ACC: Talvez. Creio que os hábitos de leitura em Portugal, que são manifestamente poucos, não se alteraram grandemente por causa desta pandemia. Terão descoberto os nossos jovens autores que, antes desta situação de confinamento, não conheciam? Acaso se pediram em compras de livros online as obras de Cardoso Pires ou de Rúben A. Leitão? Estamos em ano de centenário do grande poeta João Cabral de Melo Neto - até agora o que se fez, leu e escreveu sobre o grande poeta de Morte e vida Severina? Daniel Faria morreu há 20 anos, houve livros deste poeta a serem mais lidos em tempo de pandemia? Sou céptico em relação a estes meses de confinamento. O que se leu foi em grande medida o que se lua anteriormente. Romance pseudo-policial, livros de gastronomia e de auto-ajuda. Coisas assim. Junto dos meus alunos procurei dar-lhes a conhecer alguns poemas de autores que os currículos não contemplam: Armando Silva Carvalho, Assis Pacheco, Jorge de Sena, Fiama, Luísa Neto Jorge, Cesariny… Mas a corrente é forte: o online pode mesmo afastar as pessoas do livro e da leitura do que é complexo, a literatura, a filosofia, a arte… E não se formaram leitores nos últimos 20 anos. O que se fez com as gerações mais novas, retirando a literatura dos programas de Português, foi letal: não se compra poesia, nem romance digno desse nome. Não podem ler o que não conhecem e a escola, salvo excepções, não formou leitores para o futuro. Tornou os nossos jovens debitadores de regras de gramática, mas insensíveis e incapazes de apreciar e escrever sobre poesia, ideias, história. Produzimos gerações de analfabetos computacionais que lêem Danielle Steell, Dan Brown, Rodrigues dos Santos e outros pseudo-romancistas… tenho dúvidas quanto aos milagres que esta pandemia, no caso de criação de novos horizontes de leitura, possa ter gerado.
 
P: O que o atrai na prosa poética? Como começou a escrever?
​
ACC: Atrai-me a possibilidade de cruzar uma respiração mais longa, a frase mais longa e a hipótese de, a partir de uma frase com ritmo mais longo, poder irromper a metáfora, a imagem, aquilo a que eu chamo o flash verbal. A prosa na poesia tem uma tradição que remonta a Alouisius Bertrand, Baudelaire e Rimbaud. Li maravilhado, no fim da adolescência e já mais tarde, com vinte e muitos anos, Gaspar de la Nuit, de Bertrand, e sobretudo os Petits poémes en prose, de Baudelaire e, com absoluta fidelidade ao seu programa alquímico, a poesia de Rimbaud. A procura de uma prosa diamantina, isso me move. Ramos Rosa, Octavio Paz, Herberto, Fiama, Ruy Belo, Eduardo Guerra Carneiro, Carlos de Oliveira, Gastão Cruz, Guinsberg, esses também me foram e são essenciais. Quer dizer, o poema em prosa é a forma significante que, neste momento, mais concorda com a minha respiração.
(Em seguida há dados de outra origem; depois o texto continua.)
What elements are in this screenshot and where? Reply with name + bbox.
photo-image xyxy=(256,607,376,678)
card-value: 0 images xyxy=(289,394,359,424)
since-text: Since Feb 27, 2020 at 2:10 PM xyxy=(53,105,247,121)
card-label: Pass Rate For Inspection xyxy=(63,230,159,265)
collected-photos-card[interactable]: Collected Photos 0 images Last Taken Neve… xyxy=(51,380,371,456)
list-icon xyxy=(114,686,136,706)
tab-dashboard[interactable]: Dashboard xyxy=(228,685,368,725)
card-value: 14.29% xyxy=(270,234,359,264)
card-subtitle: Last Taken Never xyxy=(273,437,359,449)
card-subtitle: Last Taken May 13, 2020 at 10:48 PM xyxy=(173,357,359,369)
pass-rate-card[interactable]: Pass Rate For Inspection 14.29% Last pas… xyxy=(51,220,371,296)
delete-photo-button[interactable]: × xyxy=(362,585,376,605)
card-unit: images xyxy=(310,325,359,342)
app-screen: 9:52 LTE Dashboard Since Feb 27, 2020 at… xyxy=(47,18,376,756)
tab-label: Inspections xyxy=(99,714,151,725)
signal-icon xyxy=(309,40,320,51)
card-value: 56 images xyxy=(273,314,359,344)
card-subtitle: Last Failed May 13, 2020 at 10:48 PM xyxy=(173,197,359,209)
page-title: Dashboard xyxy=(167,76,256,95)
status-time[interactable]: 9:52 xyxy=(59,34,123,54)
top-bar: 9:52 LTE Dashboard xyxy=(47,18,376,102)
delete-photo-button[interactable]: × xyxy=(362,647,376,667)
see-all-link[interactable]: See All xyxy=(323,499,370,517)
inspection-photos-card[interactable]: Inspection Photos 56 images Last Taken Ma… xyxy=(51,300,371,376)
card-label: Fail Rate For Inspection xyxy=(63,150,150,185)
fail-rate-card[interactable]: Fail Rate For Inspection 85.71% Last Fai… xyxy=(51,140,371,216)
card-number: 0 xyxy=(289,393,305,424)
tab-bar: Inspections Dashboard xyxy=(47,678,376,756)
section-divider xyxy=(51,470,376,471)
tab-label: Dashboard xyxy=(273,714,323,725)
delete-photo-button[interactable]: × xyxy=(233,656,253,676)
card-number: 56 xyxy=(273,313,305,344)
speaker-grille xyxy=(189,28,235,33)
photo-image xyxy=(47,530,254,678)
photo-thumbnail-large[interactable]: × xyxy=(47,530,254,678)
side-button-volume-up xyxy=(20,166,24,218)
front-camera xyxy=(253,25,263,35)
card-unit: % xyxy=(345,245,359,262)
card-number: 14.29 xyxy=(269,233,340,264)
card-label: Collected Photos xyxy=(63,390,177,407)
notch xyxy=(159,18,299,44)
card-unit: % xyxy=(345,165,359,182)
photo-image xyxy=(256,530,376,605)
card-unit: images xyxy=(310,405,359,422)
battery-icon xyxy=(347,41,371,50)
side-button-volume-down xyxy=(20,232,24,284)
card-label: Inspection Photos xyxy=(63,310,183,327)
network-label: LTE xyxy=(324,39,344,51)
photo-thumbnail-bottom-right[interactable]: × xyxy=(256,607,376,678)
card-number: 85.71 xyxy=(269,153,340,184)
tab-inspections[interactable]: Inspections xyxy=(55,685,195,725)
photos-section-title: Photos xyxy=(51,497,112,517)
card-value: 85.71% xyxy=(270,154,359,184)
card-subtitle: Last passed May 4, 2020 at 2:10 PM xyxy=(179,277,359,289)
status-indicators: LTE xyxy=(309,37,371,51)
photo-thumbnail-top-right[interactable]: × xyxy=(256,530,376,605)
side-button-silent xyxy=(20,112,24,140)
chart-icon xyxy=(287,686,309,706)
EP: Quantas paisagens interiores o poeta tem de atravessar para alcançar a visão da forma perfeita?
ACC: As paisagens que o levem, como as imagens do poema de Camilo Pessanha, ao "lago escuro silente de juncais" são múltiplas, inumeráveis. Para alcançar a visão perfeita o poeta tem de estar atento como uma antena, como diz Sophia. Tem de ser vigilante e somar à vigilância o rigor da expressão, como pede Luiza Neto Jorge. Só assim as imagens interiores podem transportar-se para um mundo de linguagem único e independente. É a voz inimitável, a forma perfeita aquilo que se persegue na poesia, nas artes. Isso demora uma vida, é uma aprendizagem constante.